With a meritocracy, in order to run for office at the national level, political candidates must 1) take relevant classes, such as economics, informal logic, political science, history, environmental science, and political philosophy, with high marks, 2) pass non-ideological tests, and 3) have experience leading in local government while scoring high on various indices such as on decreasing crime, helping underprivileged groups, and maintaining a healthy economy.
Medical doctors must take relevant classes, such as biology, physics, and chemistry, as an undergraduate student, pass tests on these courses with an extremely high GPA, attend medical school, and must take medical entrance and board exams. They also must take periodic tests as a medical doctor to make sure that one is current on medical advancements. They must be in residency to gain experience. By analogy, politicians, with the fate of many more lives on their hands, must also acquire an education and experience in political leadership and must demonstrate their virtue and merit. If we have such requirements for a medical doctor, then how much the more we should have such requirements for those future politicians who will make decisions on a nation’s healthcare, economy, education, warfare, environment, laws, etc. There is good reason for having requirements to be a doctor given the gravity of the job and the technical skill required. All the reason more to have stringent criteria for being a political leader given the gravity of the job and the more diverse technical knowledge required to perform the job well.
Those many candidates who jump through these hoops then must be elected from a democratic vote. Of course, public fully funded universities is a prerequisite for my system so that all may have an opportunity to run for office in terms of acquiring the requisite education. A meritocracy diverges from an epistocracy in that everyone has an equal vote. A meritocracy focuses immediately on the virtues of officials rather than voters.

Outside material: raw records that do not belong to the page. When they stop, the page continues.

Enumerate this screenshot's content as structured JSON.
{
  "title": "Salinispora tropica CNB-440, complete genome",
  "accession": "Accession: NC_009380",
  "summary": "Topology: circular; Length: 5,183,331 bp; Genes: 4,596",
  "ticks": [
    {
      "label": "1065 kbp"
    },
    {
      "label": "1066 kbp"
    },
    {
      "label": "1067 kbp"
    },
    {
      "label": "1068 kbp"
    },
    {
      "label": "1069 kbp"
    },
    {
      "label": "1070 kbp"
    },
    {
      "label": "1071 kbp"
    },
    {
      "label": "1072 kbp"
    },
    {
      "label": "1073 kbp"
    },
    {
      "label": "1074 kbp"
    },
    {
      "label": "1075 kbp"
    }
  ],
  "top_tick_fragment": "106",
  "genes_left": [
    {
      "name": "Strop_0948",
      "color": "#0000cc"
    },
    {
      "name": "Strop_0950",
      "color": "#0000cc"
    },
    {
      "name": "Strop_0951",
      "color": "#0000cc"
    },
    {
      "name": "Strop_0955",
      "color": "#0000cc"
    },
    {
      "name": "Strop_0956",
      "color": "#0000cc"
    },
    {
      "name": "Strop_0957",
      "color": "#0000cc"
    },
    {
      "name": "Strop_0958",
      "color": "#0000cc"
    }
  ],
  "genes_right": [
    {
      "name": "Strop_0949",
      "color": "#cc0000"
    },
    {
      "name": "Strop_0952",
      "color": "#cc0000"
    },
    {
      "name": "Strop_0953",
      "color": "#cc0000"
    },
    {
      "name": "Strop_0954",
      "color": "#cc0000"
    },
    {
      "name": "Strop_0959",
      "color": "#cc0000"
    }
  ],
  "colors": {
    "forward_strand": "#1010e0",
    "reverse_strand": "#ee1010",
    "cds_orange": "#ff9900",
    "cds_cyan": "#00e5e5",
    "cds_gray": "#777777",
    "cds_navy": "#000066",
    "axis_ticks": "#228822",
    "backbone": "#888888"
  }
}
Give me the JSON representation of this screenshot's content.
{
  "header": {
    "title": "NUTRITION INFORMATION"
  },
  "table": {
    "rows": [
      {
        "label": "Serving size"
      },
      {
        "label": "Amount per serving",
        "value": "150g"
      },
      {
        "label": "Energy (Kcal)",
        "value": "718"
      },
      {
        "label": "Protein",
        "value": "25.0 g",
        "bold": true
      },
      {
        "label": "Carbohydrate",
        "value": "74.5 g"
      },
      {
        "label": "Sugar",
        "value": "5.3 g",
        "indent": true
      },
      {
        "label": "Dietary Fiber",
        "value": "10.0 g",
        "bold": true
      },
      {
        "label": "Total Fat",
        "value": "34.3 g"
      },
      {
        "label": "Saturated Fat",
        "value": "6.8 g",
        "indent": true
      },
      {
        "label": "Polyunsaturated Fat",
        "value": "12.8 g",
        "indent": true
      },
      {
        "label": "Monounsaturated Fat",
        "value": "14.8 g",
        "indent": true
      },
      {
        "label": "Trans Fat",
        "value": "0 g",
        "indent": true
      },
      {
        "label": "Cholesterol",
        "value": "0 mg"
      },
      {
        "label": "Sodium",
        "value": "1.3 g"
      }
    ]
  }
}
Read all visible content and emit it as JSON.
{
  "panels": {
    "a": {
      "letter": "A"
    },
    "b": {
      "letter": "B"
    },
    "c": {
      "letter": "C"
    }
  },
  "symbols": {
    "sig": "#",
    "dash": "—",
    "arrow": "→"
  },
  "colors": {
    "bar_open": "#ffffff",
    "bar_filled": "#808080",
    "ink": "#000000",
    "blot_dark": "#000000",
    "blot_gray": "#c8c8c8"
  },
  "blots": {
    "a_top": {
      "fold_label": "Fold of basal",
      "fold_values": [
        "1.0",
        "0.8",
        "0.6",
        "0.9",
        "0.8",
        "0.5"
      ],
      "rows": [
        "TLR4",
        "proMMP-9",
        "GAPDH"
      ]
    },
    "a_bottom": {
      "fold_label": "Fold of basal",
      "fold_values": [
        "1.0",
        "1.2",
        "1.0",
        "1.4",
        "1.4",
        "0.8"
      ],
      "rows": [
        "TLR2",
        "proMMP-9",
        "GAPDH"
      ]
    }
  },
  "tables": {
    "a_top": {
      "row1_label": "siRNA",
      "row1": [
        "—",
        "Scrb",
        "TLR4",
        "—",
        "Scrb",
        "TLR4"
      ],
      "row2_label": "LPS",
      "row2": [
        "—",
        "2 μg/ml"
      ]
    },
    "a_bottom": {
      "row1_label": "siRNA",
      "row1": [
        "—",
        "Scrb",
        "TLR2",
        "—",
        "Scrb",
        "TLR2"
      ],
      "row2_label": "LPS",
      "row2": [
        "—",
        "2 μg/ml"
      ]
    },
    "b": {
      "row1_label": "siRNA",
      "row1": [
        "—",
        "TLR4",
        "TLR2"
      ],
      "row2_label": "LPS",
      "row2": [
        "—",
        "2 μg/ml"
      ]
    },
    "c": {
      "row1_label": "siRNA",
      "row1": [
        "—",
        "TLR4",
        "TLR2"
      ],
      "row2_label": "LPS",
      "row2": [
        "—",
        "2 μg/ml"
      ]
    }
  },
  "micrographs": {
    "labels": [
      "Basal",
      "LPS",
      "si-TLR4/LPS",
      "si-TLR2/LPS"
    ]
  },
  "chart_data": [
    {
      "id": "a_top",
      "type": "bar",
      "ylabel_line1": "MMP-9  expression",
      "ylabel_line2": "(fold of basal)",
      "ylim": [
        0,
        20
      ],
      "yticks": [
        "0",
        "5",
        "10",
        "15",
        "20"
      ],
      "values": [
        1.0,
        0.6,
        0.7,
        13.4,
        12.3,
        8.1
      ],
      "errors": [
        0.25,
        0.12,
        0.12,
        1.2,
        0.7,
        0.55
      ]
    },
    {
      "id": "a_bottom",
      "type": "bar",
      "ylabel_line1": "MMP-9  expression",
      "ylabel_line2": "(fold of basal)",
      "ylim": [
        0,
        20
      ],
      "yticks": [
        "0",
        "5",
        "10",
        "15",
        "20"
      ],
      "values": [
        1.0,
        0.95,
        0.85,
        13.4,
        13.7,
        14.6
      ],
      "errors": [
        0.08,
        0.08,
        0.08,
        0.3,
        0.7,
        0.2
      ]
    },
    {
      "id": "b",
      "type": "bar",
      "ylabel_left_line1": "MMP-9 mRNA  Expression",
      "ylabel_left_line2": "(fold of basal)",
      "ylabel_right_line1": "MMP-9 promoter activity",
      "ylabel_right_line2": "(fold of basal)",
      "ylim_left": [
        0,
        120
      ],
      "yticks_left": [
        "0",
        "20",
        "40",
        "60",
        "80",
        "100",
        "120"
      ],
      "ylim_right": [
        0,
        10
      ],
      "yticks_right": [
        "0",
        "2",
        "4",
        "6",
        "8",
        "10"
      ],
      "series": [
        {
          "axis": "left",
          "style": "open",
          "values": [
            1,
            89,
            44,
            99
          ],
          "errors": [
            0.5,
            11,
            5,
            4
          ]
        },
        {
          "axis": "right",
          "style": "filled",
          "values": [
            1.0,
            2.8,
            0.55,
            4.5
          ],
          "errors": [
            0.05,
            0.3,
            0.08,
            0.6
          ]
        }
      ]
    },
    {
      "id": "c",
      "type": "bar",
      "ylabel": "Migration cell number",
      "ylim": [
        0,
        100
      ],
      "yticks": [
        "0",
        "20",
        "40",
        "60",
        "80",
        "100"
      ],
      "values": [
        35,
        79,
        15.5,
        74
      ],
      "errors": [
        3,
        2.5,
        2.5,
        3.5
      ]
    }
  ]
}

I contend that this meritocracy does better than a democracy in that, although not foolproof, it is more likely to have virtuous officials than a democracy alone in light of the political psychology data. It also is able to address DO better than an epistocracy in that everyone carries an equal vote. Moreover, officials will have taken classes in ethics and must demonstrate prior successful experience working with minorities. Hence, my meritocracy appears better than an epistocracy and democracy. Winston Churchill once said that “democracy is the worst form of government except for all those other forms…” However, this is false as my meritocracy can at least make it more likely that our leaders have merit.